Rabu, 21 Desember 2011

Nifty 50 chart pattern: a midweek update

The following comments were made in last Sunday’s post:

“The NSE Nifty 50 daily chart pattern is clearly showing positive divergences from all four technical indicators, which made higher bottoms while the index fell lower. That should lead to an upward bounce. Perhaps a weak bounce because the indicators are looking bearish.”

“TRIN has spiked up sharply to 1.4, which indicates oversold conditions and a very likely upward bounce. A TRIN level of 1.2 and higher indicates oversold conditions, which is usually followed by an up move.”
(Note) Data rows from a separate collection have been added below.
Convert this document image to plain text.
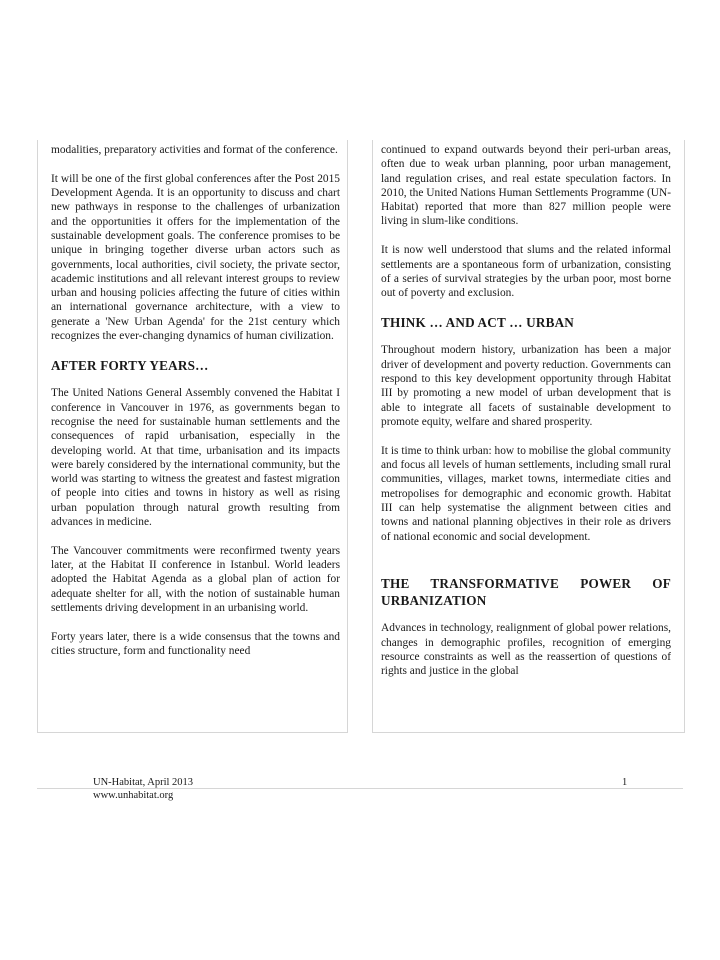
modalities, preparatory activities and format of the conference.

It will be one of the first global conferences after the Post 2015 Development Agenda. It is an opportunity to discuss and chart new pathways in response to the challenges of urbanization and the opportunities it offers for the implementation of the sustainable development goals. The conference promises to be unique in bringing together diverse urban actors such as governments, local authorities, civil society, the private sector, academic institutions and all relevant interest groups to review urban and housing policies affecting the future of cities within an international governance architecture, with a view to generate a 'New Urban Agenda' for the 21st century which recognizes the ever-changing dynamics of human civilization.

AFTER FORTY YEARS…

The United Nations General Assembly convened the Habitat I conference in Vancouver in 1976, as governments began to recognise the need for sustainable human settlements and the consequences of rapid urbanisation, especially in the developing world. At that time, urbanisation and its impacts were barely considered by the international community, but the world was starting to witness the greatest and fastest migration of people into cities and towns in history as well as rising urban population through natural growth resulting from advances in medicine.

The Vancouver commitments were reconfirmed twenty years later, at the Habitat II conference in Istanbul. World leaders adopted the Habitat Agenda as a global plan of action for adequate shelter for all, with the notion of sustainable human settlements driving development in an urbanising world.

Forty years later, there is a wide consensus that the towns and cities structure, form and functionality need

continued to expand outwards beyond their peri-urban areas, often due to weak urban planning, poor urban management, land regulation crises, and real estate speculation factors. In 2010, the United Nations Human Settlements Programme (UN-Habitat) reported that more than 827 million people were living in slum-like conditions.

It is now well understood that slums and the related informal settlements are a spontaneous form of urbanization, consisting of a series of survival strategies by the urban poor, most borne out of poverty and exclusion.

THINK … AND ACT … URBAN

Throughout modern history, urbanization has been a major driver of development and poverty reduction. Governments can respond to this key development opportunity through Habitat III by promoting a new model of urban development that is able to integrate all facets of sustainable development to promote equity, welfare and shared prosperity.

It is time to think urban: how to mobilise the global community and focus all levels of human settlements, including small rural communities, villages, market towns, intermediate cities and metropolises for demographic and economic growth. Habitat III can help systematise the alignment between cities and towns and national planning objectives in their role as drivers of national economic and social development.

THE TRANSFORMATIVE POWER OF URBANIZATION

Advances in technology, realignment of global power relations, changes in demographic profiles, recognition of emerging resource constraints as well as the reassertion of questions of rights and justice in the global

UN-Habitat, April 2013
www.unhabitat.org
1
Instead of bouncing up, the Nifty continued its fall during the first two days of the week, closing at 4544 on Tue. Dec 20 ‘11 - below the downward channel. The TRIN rose to 1.5 – its highest level in the past year. Positive divergences disappeared from the MACD and slow stochastic indicators, but both the ROC and RSI continued to show positive divergences (marked with blue arrows in the Nifty 50 chart below).

Nifty_Dec2111

The strong 150 points bounce in today’s trading has not changed the technical picture greatly. The index has moved back within its trading channel and prevented a steep fall for now, but its upward bounce stalled near the 4700 level that had earlier provided support during Aug to Oct ‘11.
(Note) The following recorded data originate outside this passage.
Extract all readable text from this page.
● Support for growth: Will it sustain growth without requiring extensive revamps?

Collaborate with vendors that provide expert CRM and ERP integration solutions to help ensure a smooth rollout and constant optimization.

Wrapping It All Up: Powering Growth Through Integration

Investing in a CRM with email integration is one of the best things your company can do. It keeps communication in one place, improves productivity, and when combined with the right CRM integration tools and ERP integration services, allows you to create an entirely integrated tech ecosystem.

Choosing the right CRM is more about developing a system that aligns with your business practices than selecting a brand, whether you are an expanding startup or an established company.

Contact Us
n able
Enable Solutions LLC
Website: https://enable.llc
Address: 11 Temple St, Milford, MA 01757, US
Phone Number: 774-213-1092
Today’s up-day volumes were about the same as yesterday’s down-day volumes, and lower than Monday’s down-day volumes. That probably means more short covering than buying. All four technical indicators are bearish – though showing some signs of turning around. The MACD and ROC are negative. The RSI is below its 50% level. The slow stochastic is in its oversold zone.

As mentioned in last Sunday’s post, don’t try to chase this bounce because it may not go very far. Even if the Nifty crosses the 4700 barrier, resistance can be expected from falling 20 day and 50 day EMAs.